В саду, повинуясь фантазии хозяина Лабораццо, садовники наставили табличек с цитатами, они торчали то там, то сям на бронзовых прутиках, блестящие латунные прямоугольники; выгравированные на них цитаты были подмазаны черной краскою, напоминали одновременно старинные таблички на дверях дореволюционной приличной публики (некоторое время, чуть ли не до послевоенных лет сохранявшиеся в недрах домов) и накладки на кладбищенских памятниках.
На первой встреченной нами сияющей самоварным золотом табличке прочли мы:
Выйдите от Дракона, пройдите аллеей Детей.
— Нет слов, — сказал Виорел.
Напротив, по другую сторону дорожки, вырастала из свежевысаженной резеды вторая рекомендация, тоже черным по сияющему:
Высаживайте корни мацерона, лук, от которого слезятся глаза, траву, улучшающую вкус молока и способную уничтожить клеймо на лбу беглого раба.
— Ну, и на что это, по-твоему, похоже? — спросила я.
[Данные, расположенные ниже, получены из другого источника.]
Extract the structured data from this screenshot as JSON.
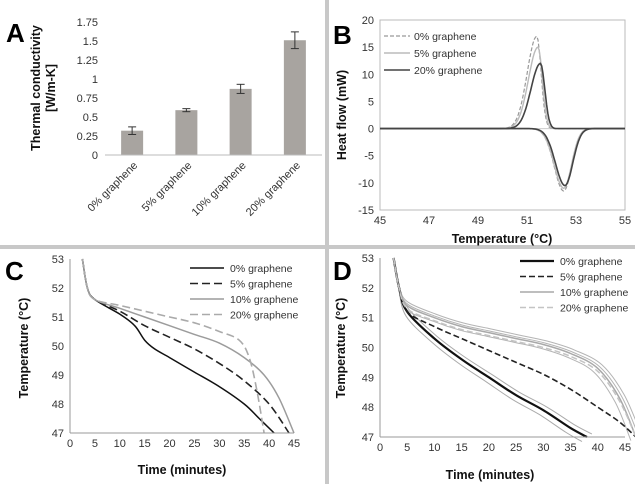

Виорел, обогнав меня, читал вслух следующую цитату:
Саду недостает проточной воды, но море так близко.
— Тебе ничего это не напоминает?
Кажется, он не слышал меня, так развеселили его выросшие среди стеблей и листвы тексты.
Весной он первым срывал розу.
— Что мне это должно напоминать?
— Твои прокламанки с Васильевского острова.
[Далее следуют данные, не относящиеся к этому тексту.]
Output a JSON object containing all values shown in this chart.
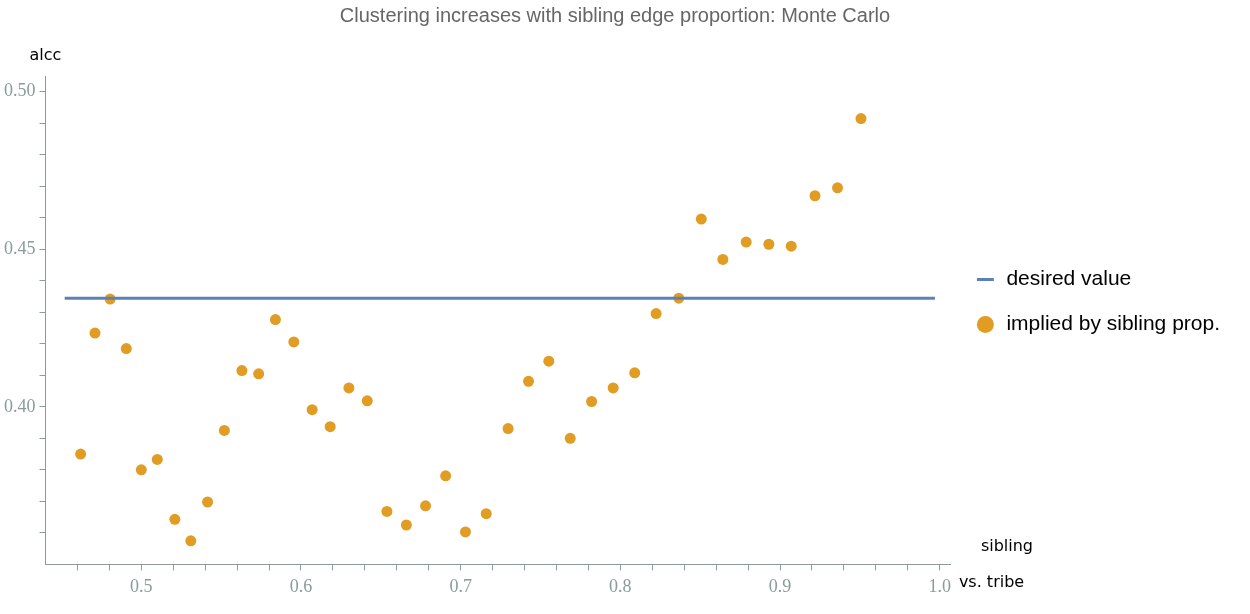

— Час от часу не легче, — сказал Виорел. — А ведь ты права. При известном стечении обстоятельств я мог бы стать кем-то вроде него. Случайных совпадений не существует. Мои, как ты говоришь, прокламанки и этот, шик-блеск-красота, цитатник точно карикатуры друг на друга.
— Надо рвать когти, — сказала я. — Вертолет нам не угнать, дверь в тайный сад с этой стороны не открывается. Придумай что-нибудь!
— Да думаю я, думаю, ваш вопрос активно рассматривается. Но пока по нулям.
Он лег на газон, руки за голову, соломенная шляпа надвинута на лицо.
— По закону жанра тут потайных ходов, лазов, люков должно быть что грязи. А вот не чувствую, не могу понять, где они. У меня всю интуицию отшибло. Мало того, что в чужой пьесе толчемся, так еще в злокачественном бездействии и безделье дни проводим. Lundi, Mardi fête, Mercredi peut-être, Jeudi le saint Nicolas, Vendredi on ne travaille pas, Samedi il faut se reposer, Dimanche, on va se promener.
— Переведи, пожалуйста.
— В понедельник, вторник — праздник, в среду — неуч, безобразник, в четверг — Николин день, в пятницу работать лень, в субботу мы гуляем, в воскресенье отдыхаем.
— Да уж. В четверток у нас Никола, в пятницу закрыта школа. Придумай что-нибудь!
Он молчал.
— Придумай, пожалуйста! Пора!
— Сам знаю, что пора.
К вечеру приехал субботний Петр Петрович с Альбертино, и настал ужин с шампанским.
Бутылки шампанского мерзли в серебряных ведерках с лилово-зеленым сухим льдом. В одном из таких ведерок стояла узкая высокая стеклянная ваза, полная черных кубиков льда; я поинтересовалась — уж не из темных ли вод лабораторных стиксов для живцов ледок сфабриковали? и получила утвердительный ответ.
— Читал ли кто-нибудь из вас Эрнста Юнгера? — спросил Петр Петрович.
— «Трактат о солнечных часах» и «Комету Галлея», — отвечал Виорел.
— Они на русский не переводились.
— Я читал на немецком.
— Я-то имел в виду не его трактаты и не арийские романы, а работу о лабиринтах.